3. The method of synthesis of claim 1, wherein R is⁴Is 3-methyl, 4-ethyl, 4-tert-butyl, 4-isopropyl, 4-tert-butyl, 4-methoxy, 4-trifluoromethoxy, 4-fluoro, 3-chloro, 4-chloro, 5-chloro, 4-bromo, 4-ester, 4-phenyl, 3, 4-cyclobutanediene, 3, 5-dimethyl, 3, 4-cyclomethylether, 3-fluoro-4-methoxy, 3-methyl-4-fluoro or p-butylcyclohexyl.

4. The method of synthesis of claim 1, wherein R is⁵Is hydrogen; r⁶Is methyl, ethyl or n-nonyl.

5. The method of synthesis of claim 1, wherein R is⁵Is methyl; r⁶Is hydrogen.

6. The method according to any one of claims 1 to 5, wherein the benzoylsilane derivative represented by formula (3): an acrolein compound represented by formula (4): ruthenium salt: silver salt additive: the mass ratio of the oxidizing agent is 1: 3.0-10.0: 0.05-0.1: 0.2-0.4: 1.0 to 1.5.

7. The synthesis method of claim 6, wherein the transition metal salt catalyst is (p-methyl isopropylphenyl) ruthenium (II) dichloride dimer or pentamethylcyclopentadienylrhodium chloride dimer; the silver salt additive is silver hexafluoroantimonate; the oxidant is copper acetate.

8. The synthesis method according to claim 1, wherein the heating reaction temperature is 50-80 ℃ and the reaction time is 8-24 hours.

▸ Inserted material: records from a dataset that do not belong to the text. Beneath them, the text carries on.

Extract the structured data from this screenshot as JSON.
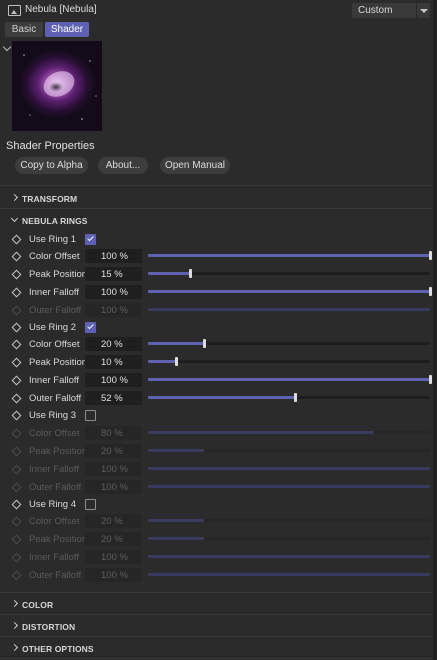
{
  "header": {
    "title": "Nebula [Nebula]",
    "preset": "Custom"
  },
  "tabs": {
    "basic": "Basic",
    "shader": "Shader"
  },
  "shader_properties": {
    "title": "Shader Properties",
    "copy_to_alpha": "Copy to Alpha",
    "about": "About...",
    "open_manual": "Open Manual"
  },
  "groups": {
    "transform": "TRANSFORM",
    "nebula_rings": "NEBULA RINGS",
    "color": "COLOR",
    "distortion": "DISTORTION",
    "other_options": "OTHER OPTIONS"
  },
  "rings": [
    {
      "use_label": "Use Ring 1",
      "enabled": true,
      "params": [
        {
          "label": "Color Offset",
          "value": "100 %",
          "fraction": 1.0
        },
        {
          "label": "Peak Position",
          "value": "15 %",
          "fraction": 0.15
        },
        {
          "label": "Inner Falloff",
          "value": "100 %",
          "fraction": 1.0
        },
        {
          "label": "Outer Falloff",
          "value": "100 %",
          "fraction": 1.0
        }
      ]
    },
    {
      "use_label": "Use Ring 2",
      "enabled": true,
      "params": [
        {
          "label": "Color Offset",
          "value": "20 %",
          "fraction": 0.2
        },
        {
          "label": "Peak Position",
          "value": "10 %",
          "fraction": 0.1
        },
        {
          "label": "Inner Falloff",
          "value": "100 %",
          "fraction": 1.0
        },
        {
          "label": "Outer Falloff",
          "value": "52 %",
          "fraction": 0.52
        }
      ]
    },
    {
      "use_label": "Use Ring 3",
      "enabled": false,
      "params": [
        {
          "label": "Color Offset",
          "value": "80 %",
          "fraction": 0.8
        },
        {
          "label": "Peak Position",
          "value": "20 %",
          "fraction": 0.2
        },
        {
          "label": "Inner Falloff",
          "value": "100 %",
          "fraction": 1.0
        },
        {
          "label": "Outer Falloff",
          "value": "100 %",
          "fraction": 1.0
        }
      ]
    },
    {
      "use_label": "Use Ring 4",
      "enabled": false,
      "params": [
        {
          "label": "Color Offset",
          "value": "20 %",
          "fraction": 0.2
        },
        {
          "label": "Peak Position",
          "value": "20 %",
          "fraction": 0.2
        },
        {
          "label": "Inner Falloff",
          "value": "100 %",
          "fraction": 1.0
        },
        {
          "label": "Outer Falloff",
          "value": "100 %",
          "fraction": 1.0
        }
      ]
    }
  ],
  "ring1_outer_falloff_disabled": true,
  "colors": {
    "accent": "#5e61b3",
    "background": "#2b2b2b"
  },
  "icons": {
    "app": "image-icon",
    "preset": "chevron-down-icon",
    "keyframe": "diamond-icon"
  }
}
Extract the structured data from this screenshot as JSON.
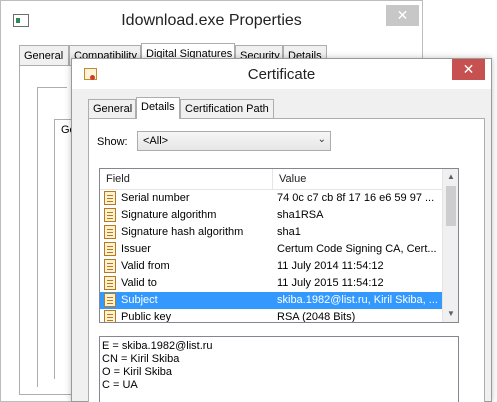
{
  "background_window": {
    "title": "Idownload.exe Properties",
    "close_glyph": "✕",
    "tabs": [
      {
        "label": "General",
        "active": false
      },
      {
        "label": "Compatibility",
        "active": false
      },
      {
        "label": "Digital Signatures",
        "active": true
      },
      {
        "label": "Security",
        "active": false
      },
      {
        "label": "Details",
        "active": false
      }
    ],
    "partial_text": "Ge"
  },
  "certificate_dialog": {
    "title": "Certificate",
    "close_glyph": "✕",
    "tabs": [
      {
        "label": "General",
        "active": false
      },
      {
        "label": "Details",
        "active": true
      },
      {
        "label": "Certification Path",
        "active": false
      }
    ],
    "show": {
      "label": "Show:",
      "selected": "<All>",
      "arrow_glyph": "⌄"
    },
    "grid": {
      "columns": {
        "field": "Field",
        "value": "Value"
      },
      "rows": [
        {
          "field": "Serial number",
          "value": "74 0c c7 cb 8f 17 16 e6 59 97 ...",
          "selected": false
        },
        {
          "field": "Signature algorithm",
          "value": "sha1RSA",
          "selected": false
        },
        {
          "field": "Signature hash algorithm",
          "value": "sha1",
          "selected": false
        },
        {
          "field": "Issuer",
          "value": "Certum Code Signing CA, Cert...",
          "selected": false
        },
        {
          "field": "Valid from",
          "value": "11 July 2014 11:54:12",
          "selected": false
        },
        {
          "field": "Valid to",
          "value": "11 July 2015 11:54:12",
          "selected": false
        },
        {
          "field": "Subject",
          "value": "skiba.1982@list.ru, Kiril Skiba, ...",
          "selected": true
        },
        {
          "field": "Public key",
          "value": "RSA (2048 Bits)",
          "selected": false
        }
      ],
      "scroll_up_glyph": "▲",
      "scroll_down_glyph": "▼"
    },
    "detail_lines": [
      "E = skiba.1982@list.ru",
      "CN = Kiril Skiba",
      "O = Kiril Skiba",
      "C = UA"
    ]
  }
}
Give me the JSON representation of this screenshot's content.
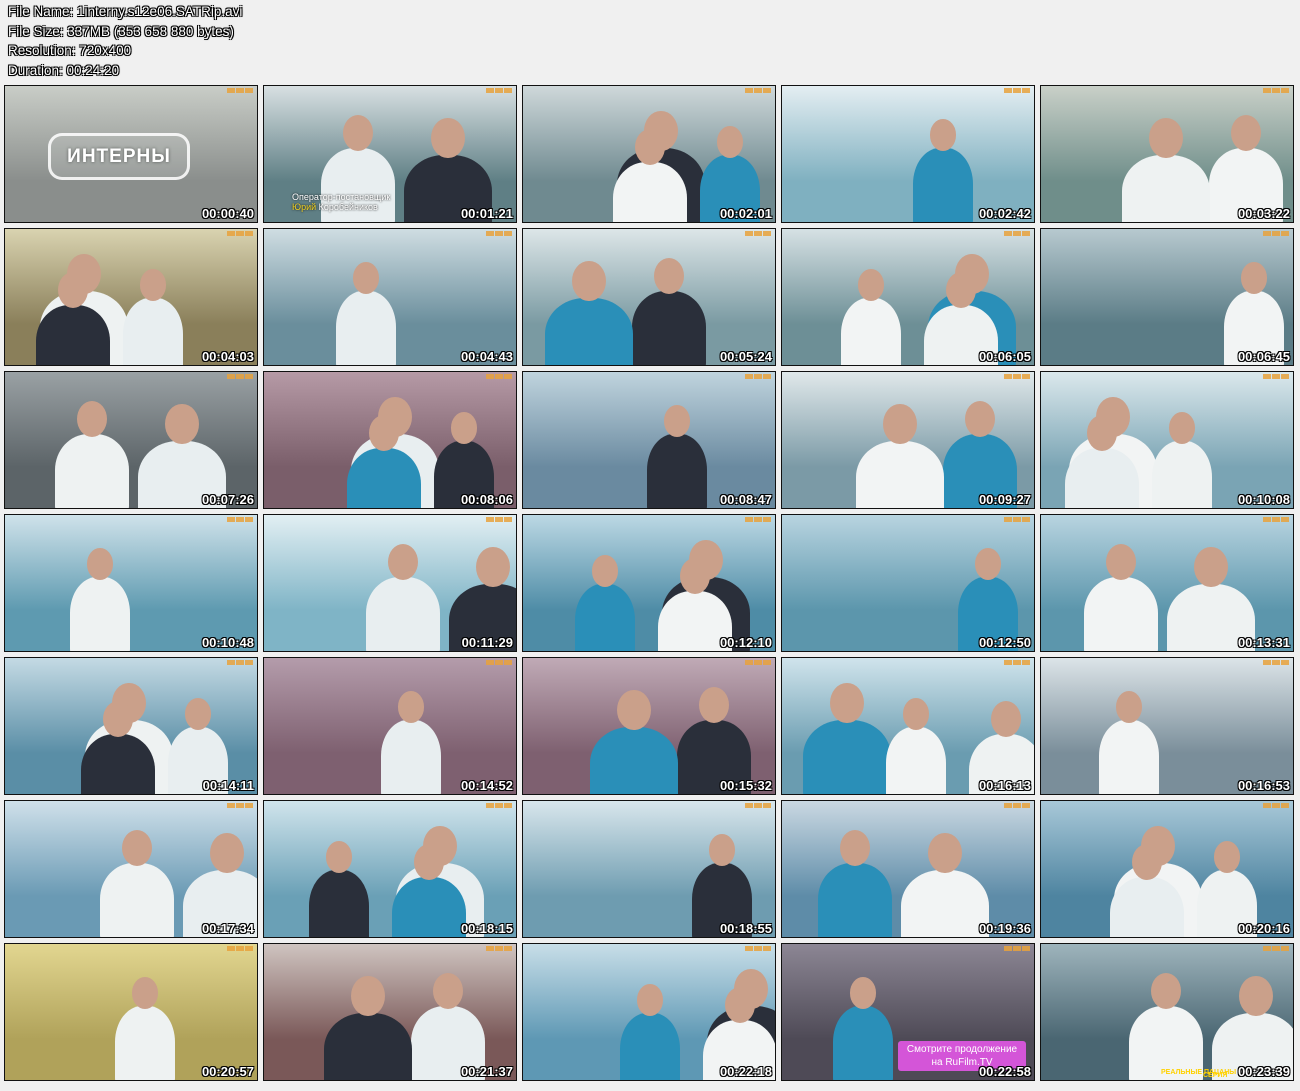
{
  "info": {
    "file_name": "File Name: 1interny.s12e06.SATRip.avi",
    "file_size": "File Size: 337MB (353 658 880 bytes)",
    "resolution": "Resolution: 720x400",
    "duration": "Duration: 00:24:20"
  },
  "overlays": {
    "title_card": "ИНТЕРНЫ",
    "credit_role": "Оператор-постановщик",
    "credit_first": "Юрий",
    "credit_last": "Коробейников",
    "promo_line1": "Смотрите продолжение",
    "promo_line2": "на RuFilm.TV",
    "promo_foot_left": "РЕАЛЬНЫЕ ПАЦАНЫ",
    "promo_foot_right": "СЕРИЯ"
  },
  "thumbnails": [
    {
      "time": "00:00:40",
      "bg": "#8a8e8c",
      "wall": "#c9cdc7"
    },
    {
      "time": "00:01:21",
      "bg": "#5f7f85",
      "wall": "#d8e0e2"
    },
    {
      "time": "00:02:01",
      "bg": "#6f8a90",
      "wall": "#cfd8da"
    },
    {
      "time": "00:02:42",
      "bg": "#7fb0c0",
      "wall": "#e4eef2"
    },
    {
      "time": "00:03:22",
      "bg": "#6f8e8a",
      "wall": "#c9d0c8"
    },
    {
      "time": "00:04:03",
      "bg": "#8a7f5a",
      "wall": "#d9d3b0"
    },
    {
      "time": "00:04:43",
      "bg": "#6a8e9c",
      "wall": "#cfdde2"
    },
    {
      "time": "00:05:24",
      "bg": "#7a9aa2",
      "wall": "#dde6e8"
    },
    {
      "time": "00:06:05",
      "bg": "#6d8f96",
      "wall": "#d6e1e4"
    },
    {
      "time": "00:06:45",
      "bg": "#5b7c86",
      "wall": "#b7c9cf"
    },
    {
      "time": "00:07:26",
      "bg": "#5c6468",
      "wall": "#9aa1a4"
    },
    {
      "time": "00:08:06",
      "bg": "#7a5e6a",
      "wall": "#b69aa6"
    },
    {
      "time": "00:08:47",
      "bg": "#6a8aa0",
      "wall": "#c0d4de"
    },
    {
      "time": "00:09:27",
      "bg": "#7b9aa6",
      "wall": "#e0e8ea"
    },
    {
      "time": "00:10:08",
      "bg": "#7aa4b4",
      "wall": "#dbe8ec"
    },
    {
      "time": "00:10:48",
      "bg": "#5e9ab0",
      "wall": "#cfe2ea"
    },
    {
      "time": "00:11:29",
      "bg": "#7fb4c6",
      "wall": "#e2eff3"
    },
    {
      "time": "00:12:10",
      "bg": "#4e8ca6",
      "wall": "#bcd8e4"
    },
    {
      "time": "00:12:50",
      "bg": "#5c96ac",
      "wall": "#b8d4e0"
    },
    {
      "time": "00:13:31",
      "bg": "#5c96ac",
      "wall": "#b8d4e0"
    },
    {
      "time": "00:14:11",
      "bg": "#5a8ea6",
      "wall": "#c4dae4"
    },
    {
      "time": "00:14:52",
      "bg": "#7e6070",
      "wall": "#b49cab"
    },
    {
      "time": "00:15:32",
      "bg": "#7e6070",
      "wall": "#c0aab6"
    },
    {
      "time": "00:16:13",
      "bg": "#6a9cb0",
      "wall": "#d0e4ec"
    },
    {
      "time": "00:16:53",
      "bg": "#7a8e9a",
      "wall": "#dce4e8"
    },
    {
      "time": "00:17:34",
      "bg": "#6a9ab4",
      "wall": "#cfe0ea"
    },
    {
      "time": "00:18:15",
      "bg": "#6aa0b6",
      "wall": "#d0e4ec"
    },
    {
      "time": "00:18:55",
      "bg": "#6e9cb0",
      "wall": "#d8e6ec"
    },
    {
      "time": "00:19:36",
      "bg": "#5e8ca8",
      "wall": "#cad8e2"
    },
    {
      "time": "00:20:16",
      "bg": "#4e84a0",
      "wall": "#a8c8d8"
    },
    {
      "time": "00:20:57",
      "bg": "#b0a25a",
      "wall": "#e2d690"
    },
    {
      "time": "00:21:37",
      "bg": "#7a5858",
      "wall": "#cfc4c0"
    },
    {
      "time": "00:22:18",
      "bg": "#5e98b4",
      "wall": "#c8dee8"
    },
    {
      "time": "00:22:58",
      "bg": "#4e4a56",
      "wall": "#8c8694"
    },
    {
      "time": "00:23:39",
      "bg": "#4a6672",
      "wall": "#9eb4bc"
    }
  ]
}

9. The method of synthesis according to claim 1, wherein the organic solvent is 1, 2-dichloromethane, toluene, tetrahydrofuran, ethyl acetate, methanol, carbon tetrachloride or dimethoxyethane.

10. The method according to claim 9, wherein the volume of the organic solvent is 2 to 10L/mol based on the amount of the alkenyl alcohol.